Cruise control is nothing new, of course, nor adaptive cruise control. I will move my leg around according to the situation. Sometimes it is wise to hover a foot over the brake pedal. Sometimes my foot is flat on the floor, still at the ready, but more relaxed. When traffic is light, I'll stretch right out for a while.

Note that I live in a remote area, but just returned from a trip to the D.C. area. Different strategies for different folks.


----------



## 3V Pilot (Sep 15, 2017)

I just found this thread again, meant to post this awhile back and forgot.....
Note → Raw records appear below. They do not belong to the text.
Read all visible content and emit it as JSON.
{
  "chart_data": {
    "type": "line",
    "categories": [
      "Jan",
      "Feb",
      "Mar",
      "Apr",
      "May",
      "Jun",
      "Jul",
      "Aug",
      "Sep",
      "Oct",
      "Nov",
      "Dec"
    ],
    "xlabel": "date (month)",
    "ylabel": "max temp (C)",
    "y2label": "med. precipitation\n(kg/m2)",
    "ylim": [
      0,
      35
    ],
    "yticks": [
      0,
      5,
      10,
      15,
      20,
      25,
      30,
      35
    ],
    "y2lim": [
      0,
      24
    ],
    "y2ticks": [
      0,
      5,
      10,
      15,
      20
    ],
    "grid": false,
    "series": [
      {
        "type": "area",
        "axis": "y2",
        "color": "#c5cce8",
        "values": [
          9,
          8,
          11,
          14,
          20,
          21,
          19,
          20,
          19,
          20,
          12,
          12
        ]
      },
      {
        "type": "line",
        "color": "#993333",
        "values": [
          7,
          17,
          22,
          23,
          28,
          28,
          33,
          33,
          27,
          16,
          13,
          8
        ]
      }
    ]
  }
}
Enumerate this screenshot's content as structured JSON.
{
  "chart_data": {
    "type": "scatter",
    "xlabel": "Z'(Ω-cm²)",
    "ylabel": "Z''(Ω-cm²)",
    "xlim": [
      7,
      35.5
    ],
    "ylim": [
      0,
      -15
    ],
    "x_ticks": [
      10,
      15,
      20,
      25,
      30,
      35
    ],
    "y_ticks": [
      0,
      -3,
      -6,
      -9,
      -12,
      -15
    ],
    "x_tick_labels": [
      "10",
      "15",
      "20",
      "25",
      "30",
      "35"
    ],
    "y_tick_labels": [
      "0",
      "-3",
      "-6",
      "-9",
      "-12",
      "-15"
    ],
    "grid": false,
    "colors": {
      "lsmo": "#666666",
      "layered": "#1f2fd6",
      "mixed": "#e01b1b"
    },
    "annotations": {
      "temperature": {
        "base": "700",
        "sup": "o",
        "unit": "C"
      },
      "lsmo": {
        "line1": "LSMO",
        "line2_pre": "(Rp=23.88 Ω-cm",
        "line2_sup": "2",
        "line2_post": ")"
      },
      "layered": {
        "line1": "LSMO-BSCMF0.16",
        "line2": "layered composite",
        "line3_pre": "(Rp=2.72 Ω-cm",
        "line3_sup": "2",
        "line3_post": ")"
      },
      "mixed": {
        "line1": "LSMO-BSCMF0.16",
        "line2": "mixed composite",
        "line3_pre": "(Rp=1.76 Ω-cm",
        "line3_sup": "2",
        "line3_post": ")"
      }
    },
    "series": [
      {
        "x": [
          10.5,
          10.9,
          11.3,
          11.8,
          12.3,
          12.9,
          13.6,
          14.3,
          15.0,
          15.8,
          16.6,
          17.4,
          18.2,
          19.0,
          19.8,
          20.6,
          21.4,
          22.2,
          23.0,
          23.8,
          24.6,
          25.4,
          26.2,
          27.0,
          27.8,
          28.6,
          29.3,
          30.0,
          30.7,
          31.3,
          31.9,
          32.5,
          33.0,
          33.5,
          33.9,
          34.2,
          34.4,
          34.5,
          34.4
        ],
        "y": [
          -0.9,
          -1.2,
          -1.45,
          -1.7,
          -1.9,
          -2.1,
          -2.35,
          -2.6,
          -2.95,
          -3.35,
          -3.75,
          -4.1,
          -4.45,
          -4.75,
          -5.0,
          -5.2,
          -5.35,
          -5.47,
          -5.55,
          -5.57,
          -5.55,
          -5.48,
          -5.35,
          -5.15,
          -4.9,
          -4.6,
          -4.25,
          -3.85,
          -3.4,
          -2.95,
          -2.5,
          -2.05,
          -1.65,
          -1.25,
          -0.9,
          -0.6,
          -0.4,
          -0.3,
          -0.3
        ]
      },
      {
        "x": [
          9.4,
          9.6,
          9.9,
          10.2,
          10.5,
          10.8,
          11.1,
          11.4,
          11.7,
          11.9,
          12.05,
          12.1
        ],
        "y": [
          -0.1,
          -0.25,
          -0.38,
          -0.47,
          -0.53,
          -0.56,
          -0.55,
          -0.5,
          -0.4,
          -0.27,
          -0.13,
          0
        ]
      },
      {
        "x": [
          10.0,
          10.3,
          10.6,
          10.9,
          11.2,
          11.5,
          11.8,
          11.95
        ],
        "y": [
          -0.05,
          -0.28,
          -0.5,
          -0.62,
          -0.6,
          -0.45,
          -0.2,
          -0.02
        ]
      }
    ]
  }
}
The reactionary difference between "hovering" your foot above the pedal and having your foot resting on the floor would be measured in milliseconds. I'd even argue that most people could react faster with a relaxed foot (on the floor) than one with a leg fatigued from constant muscle tension. With Autopilot doing most of the heavy lifting you really shouldn't need to guard the pedal so closely.

Just relax, Trust The Force young padiwan, and enjoy the ride!


----------



## SoFlaModel3 (Apr 15, 2017)

3V Pilot said:


> I just found this thread again, meant to post this awhile back and forgot.....
> 
> The reactionary difference between "hovering" your foot above the pedal and having your foot resting on the floor would be measured in milliseconds. I'd even argue that most people could react faster with a relaxed foot (on the floor) than one with a leg fatigued from constant muscle tension. With Autopilot doing most of the heavy lifting you really shouldn't need to guard the pedal so closely.
> 
> Just relax, Trust The Force young padiwan, and enjoy the ride!


I agree and have gone with the relaxed foot approach. It's much better!


----------



## JWardell (May 9, 2016)

I have a second driver profile with the seat and wheel in a very different tall and upright position that I switch too when my feet or back get tired/bored of my typical super-low position.
Especially with autopilot on, it is like a stretch, and your knees are not as bent, and back just being at a different angle for a while helps a lot.
Tesla makes it so easy to toggle between driver profiles and even adjusts mirrors for the different seating position.
I also tend to move my feet around constantly with autopilot on, helps keep the blood flowing, sometimes very forward, some times toward the back of the footwell.
Having all these body parts in a fixed nonmoving position for an extended period is unhealthy and causes pains etc...Tesla makes it easy to change positions while the car drives for you


----------



## Foxtrotter (Sep 12, 2017)

JWardell said:


> I have a second driver profile with the seat and wheel in a very different tall and upright position that I switch too when my feet or back get tired/bored of my typical super-low position.


This is just brilliant! So obvious once one thinks about it but not something I ever thought about. As we are at the end of a 2000 mile roadtrip, we really see the value of this. Thanks for posting it. Learning little hints like this is a huge value of these forums.


----------